A stiff climb of about a thousand feet quickly brought us up to the first
snow. It was in a melting state at this level (about 1,800 feet), and, as
the slope was gradual for about two or three hundred feet, the walking here
was very uncomfortable. But now began what proved to be the most arduous
part of the day's proceedings. This was the ascent of the Coire Odhar. The
angle is very sharp, and the snow was in many places frozen into a sheet of
keen ice. Several severe falls made us long for hobnailed boots and
alpenstocks. Indeed without stout sticks this part of the hill would have
been inaccessible. The top of Ben Ghlas (3,657 feet) was reached at 12.10.
By this time the weather had assumed a threatening aspect, and therefore no
halt was made here. We had a run down the eastern shoulder, and were soon at
the saddle, four hundred feet below, and the final ascent was commenced.
From the saddle to the top of Ben Lawers the ground was completely covered
with ice and snow, but though it looked very formidable, the angle was found
to be much less acute than that of the Coire Odhar, and we were at the cairn
(3984 feet) at 12.40.
The sky, which when we left the hotel had been clear
and blue, was now hidden by a grey vapour, which had somehow condensed out
of the atmosphere. This stratum of cloud obscured the light. It blurred
far-off objects, and appeared to meet the horizon at no very great distance.
Still the view was magnificent. From our great height we looked down on a
chaos of mountains and deep valleys, with here and there a dark lochan. To
the west were our old friends Ben More and Stobinain, the former with a
suspicious cloud condensing on his summit. Ben Lomond, and perhaps the Arran
hills, should have been visible in the south-west, but were
indistinguishable. Turning to the north-west, we saw the huge square mass of
Ben Nevis, with the Glen Coe hills and Ben Cruachan to the south of it. On
the right, we could see the hollow in which Loch Rannoch lay concealed, and
beyond it the foot of Loch Etive, with lonely Ben Alder rising behind.
Schiehallion raised its head near to us on the north-east; and far away we
could just make out a white cone, which we thought might represent Ben
Macdhui or some other of the Dee- side giants. The Loch Earn hills were
quite clear to the south, with little Dumgoin looking over the shoulder of
big Ben Vorlich, while Loch Tay lay stretched in all its beauty at our feet.
Beyond the Campsies a few grey points were hardly distinguishable from the
gathering vapour. These were probably the hills of Tinto.
But the cold was now becoming disagreeable. We had got
our feet so thoroughly wet in the slush below that to stay long at the top
in the bitter west wind was found inexpedient, and by one o'clock we were
facing towards Lawers Inn.

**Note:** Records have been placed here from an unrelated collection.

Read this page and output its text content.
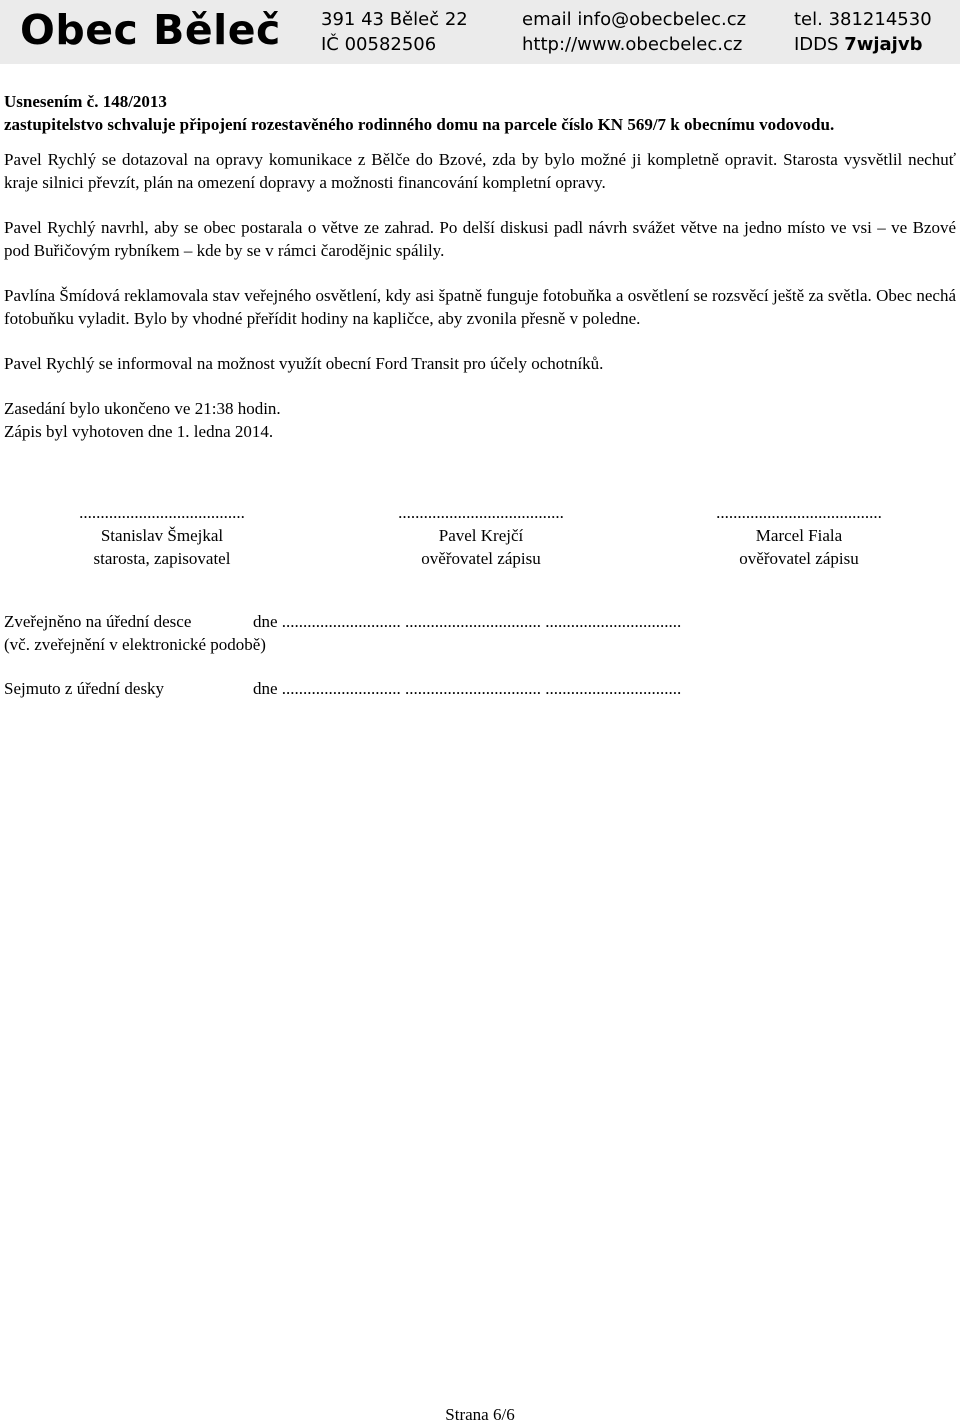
Obec Běleč 391 43 Běleč 22
IČ 00582506
email info@obecbelec.cz
http://www.obecbelec.cz
tel. 381214530
IDDS 7wjajvb

Usnesením č. 148/2013

zastupitelstvo schvaluje připojení rozestavěného rodinného domu na parcele číslo KN 569/7 k obecnímu vodovodu.

Pavel Rychlý se dotazoval na opravy komunikace z Bělče do Bzové, zda by bylo možné ji kompletně opravit. Starosta vysvětlil nechuť kraje silnici převzít, plán na omezení dopravy a možnosti financování kompletní opravy.

Pavel Rychlý navrhl, aby se obec postarala o větve ze zahrad. Po delší diskusi padl návrh svážet větve na jedno místo ve vsi – ve Bzové pod Buřičovým rybníkem – kde by se v rámci čarodějnic spálily.

Pavlína Šmídová reklamovala stav veřejného osvětlení, kdy asi špatně funguje fotobuňka a osvětlení se rozsvěcí ještě za světla. Obec nechá fotobuňku vyladit. Bylo by vhodné přeřídit hodiny na kapličce, aby zvonila přesně v poledne.

Pavel Rychlý se informoval na možnost využít obecní Ford Transit pro účely ochotníků.

Zasedání bylo ukončeno ve 21:38 hodin.

Zápis byl vyhotoven dne 1. ledna 2014.

.......................................
Stanislav Šmejkal
starosta, zapisovatel
.......................................
Pavel Krejčí
ověřovatel zápisu
.......................................
Marcel Fiala
ověřovatel zápisu
Zveřejněno na úřední desce	dne ............................ ................................ ................................
(vč. zveřejnění v elektronické podobě)
Sejmuto z úřední desky	dne ............................ ................................ ................................
Strana 6/6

The angle on this side is very easy, and there
was not much snow lying. There seems to be a path, but we lost it after
descending about 600 feet. We scampered down over the grassy slopes, which
were wonderfully dry considering that there had been a fortnight of almost
unceasing rain. Lawers Inn (now unfortunately closed, and never likely to be
opened again) was reached at 2.15, and the steamboat pier at 2.30. Rain was
now falling heavily, and we were glad to wait here for the "Lady of the
Lake," which took us to Kuhn in time for tea. We left Killin by train at
5.51, arriving in Glasgow, not as advertised at 9.5, but at 10.10. The
excursion was most enjoyable from first to last. In the summer time, when
the early train is running from Glasgow, the ascent of Ben Lawers could be
easily managed in one day. It could also be done on the spring or autumn
holiday by travelling with the excursion train.